I must learn to be more careful with my jokes. A few months back when some friends of mine were discussing how to oppose the renewed threat of Royal Mail privatisation I quipped that we should say "Let's keep the Royal Mail, and sell off the Royal Family!"

Yesterday I happened to be in one of those leafy corners of Buckinghamshire where the very rich look down on the not quite so rich, and upon the likes of me with disbelief that we should venture about, and not have a stick bearing our lunch in a spotted hanky. Regretting I hadn't, I checked my wallet to make sure I would not be embarrassed, before essaying a jaunty air and popping into the pub to order "a pint of your best bitter, landlord", and hoping to convey to anyone who looked askance that "I'm really an eccentric millionaire, don't y'know"

It so happened that the news came on to the telly, just as I was finding a seat with my pint, that the government is contracting out Winson Green prison, to Group 4 or somebody . Had I been back at my own local I might have speculated aloud as to whether in future you'd be able to choose which privatised nick you were sent to - "Oh I always like the Isle of Wight this time of the year!, and so on. And what if prison companies are able to make more money according to the number of inmates they look after, won't that incline them to forget about rehabilitation and go all out for recidivism?

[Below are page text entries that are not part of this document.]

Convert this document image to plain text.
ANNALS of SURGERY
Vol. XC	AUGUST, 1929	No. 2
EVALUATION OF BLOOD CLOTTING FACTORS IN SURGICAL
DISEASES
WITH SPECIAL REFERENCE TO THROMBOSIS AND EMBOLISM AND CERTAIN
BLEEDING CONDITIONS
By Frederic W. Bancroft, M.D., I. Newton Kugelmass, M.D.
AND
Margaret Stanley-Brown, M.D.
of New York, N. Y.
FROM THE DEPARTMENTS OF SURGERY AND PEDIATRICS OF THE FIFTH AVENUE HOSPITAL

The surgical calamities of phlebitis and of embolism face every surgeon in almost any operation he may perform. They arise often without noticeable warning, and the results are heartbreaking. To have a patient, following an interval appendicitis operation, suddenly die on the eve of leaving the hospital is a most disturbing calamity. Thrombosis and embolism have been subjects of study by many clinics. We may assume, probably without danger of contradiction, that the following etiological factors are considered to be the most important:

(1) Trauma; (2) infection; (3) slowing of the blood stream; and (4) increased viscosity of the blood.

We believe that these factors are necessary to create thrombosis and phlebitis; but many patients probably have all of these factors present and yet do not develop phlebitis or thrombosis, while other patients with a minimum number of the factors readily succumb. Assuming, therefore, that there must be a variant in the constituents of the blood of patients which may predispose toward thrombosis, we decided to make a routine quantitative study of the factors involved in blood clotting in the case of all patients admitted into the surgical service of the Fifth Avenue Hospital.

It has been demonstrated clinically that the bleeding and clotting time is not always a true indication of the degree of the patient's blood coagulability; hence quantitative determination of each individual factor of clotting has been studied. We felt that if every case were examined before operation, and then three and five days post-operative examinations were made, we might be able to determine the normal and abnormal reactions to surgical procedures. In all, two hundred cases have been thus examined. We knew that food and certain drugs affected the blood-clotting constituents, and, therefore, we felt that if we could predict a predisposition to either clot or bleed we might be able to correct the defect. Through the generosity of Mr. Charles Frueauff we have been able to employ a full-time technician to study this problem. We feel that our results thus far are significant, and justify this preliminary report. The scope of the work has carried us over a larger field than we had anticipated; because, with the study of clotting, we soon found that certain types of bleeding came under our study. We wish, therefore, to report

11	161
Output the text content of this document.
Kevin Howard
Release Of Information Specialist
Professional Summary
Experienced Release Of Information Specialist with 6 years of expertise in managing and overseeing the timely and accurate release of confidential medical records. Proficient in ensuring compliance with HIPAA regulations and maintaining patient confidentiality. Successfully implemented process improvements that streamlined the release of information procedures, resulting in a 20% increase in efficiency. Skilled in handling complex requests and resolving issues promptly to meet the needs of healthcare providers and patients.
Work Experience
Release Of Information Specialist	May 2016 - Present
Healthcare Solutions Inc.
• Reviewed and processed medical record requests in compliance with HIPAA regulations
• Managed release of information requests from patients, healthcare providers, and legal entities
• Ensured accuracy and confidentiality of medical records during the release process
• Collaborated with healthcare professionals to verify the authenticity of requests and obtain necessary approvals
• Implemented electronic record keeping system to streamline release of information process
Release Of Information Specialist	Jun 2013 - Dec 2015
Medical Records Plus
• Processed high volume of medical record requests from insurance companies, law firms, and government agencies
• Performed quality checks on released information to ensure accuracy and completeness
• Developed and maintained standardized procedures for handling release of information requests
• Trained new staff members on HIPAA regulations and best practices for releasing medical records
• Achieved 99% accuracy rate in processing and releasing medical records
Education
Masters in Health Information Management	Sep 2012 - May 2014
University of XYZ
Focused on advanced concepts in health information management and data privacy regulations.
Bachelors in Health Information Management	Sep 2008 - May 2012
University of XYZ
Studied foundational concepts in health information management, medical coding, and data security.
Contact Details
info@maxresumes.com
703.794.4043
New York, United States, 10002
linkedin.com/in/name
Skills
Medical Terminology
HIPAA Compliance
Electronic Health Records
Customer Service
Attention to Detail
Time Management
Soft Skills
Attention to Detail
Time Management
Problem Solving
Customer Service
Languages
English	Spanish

The news that the prison officers may take industrial action reminded me that at conferences I've attended in the past couple of years some fool or other was objecting to the Prison Officers Association being represented, not because of what their speaker had to say - he was the best and most militant of the union leaders I'd heard as a matter of fact - but because the union represents "screws". Was that a Pocket Dictionary of English Slang I'd seen the young man put away?

Anyway, being away from my own ground I kept my thoughts to myself and concentrated on the well-dressed group at the bar while pretending to have not the slightest interest in what they were saying, and was rewarded by the man in the suit who had only given me a nervous glance before opening. What I heard made even me take notice.

"Oh yes", he said,"I heard it from old Enderby himself. It won't be floated publicly until later in the year. We've got to get this wedding over first, and make the most of it, but we know even that is not going to be the same, though of course the great unwashed will take any excuse for a day off work and a bally street party".

"We are going to put the whole bally show out for tender. It's not that new when you think of William of Orange being asked over. We might even have a panel same as in these TV talent programmes. Then let the public have their say. But essentially it will go to the lowest bidder, so long as they can submit some interesting CVs and a decent video, and pay down a deposit."

They hum'd and hah'd over it, and the tubby little fellow with a tache and tweed jacket said "Better not tell the old girl, she will wanting me to get our application form in. Treats our Timothy like he ought to be royalty, and our daughter thinks she already is!"

A third member of the group wondered whether the Gaddafi family might be interested in the job.

I was not sure if he was joking, and the others were saying things like "Well, you never know", but I was back with my own thoughts again. I am not too keen on this idea of privatising the royals now that I have heard about it. and not just because I am generally opposed to privatisation.

For one thing, thinking of some of the other cases we've had, there's no guarantee it would be cheaper. And having a situation like this open to supposed "merit" would leave the bastion of privilege and public subservience while serving to shut up republicans like me (or so they'll hope)with claims that is "equal opportunity". It might reinforce the institution.

Besides, the posts would be politically vetted, you can be sure of that. With hereditary privilege and inbreeding that might not be necessary, though we have seen one or two odd sports step out of line, like Dicky Mountbatten with his views on nukes and NATO, or Diana campaigning against land mines, and look what happened to them.

I might have to support our Royals (critically of course)on this, if they decide to take strike action.

I don't know whether this bloke in a pub was bullshitting, or if the government really is considering privatising the Royal Family. There's been nothing on the news but then it would not be the first time I have heard something in a pub which turned out to be true, even if it had yet to be confirmed officially, if at all. It happened when the papers were talking about a "Black Day" for the pound and I stepped past topers out on the pavements of Belgravia celebrating how well they had done. I've heard of some places where you can go in lunchtime and hear the outcome of that afternoon's court cases.

So if you do see something on the news later just remember where you read this first, and the time and date it was posted.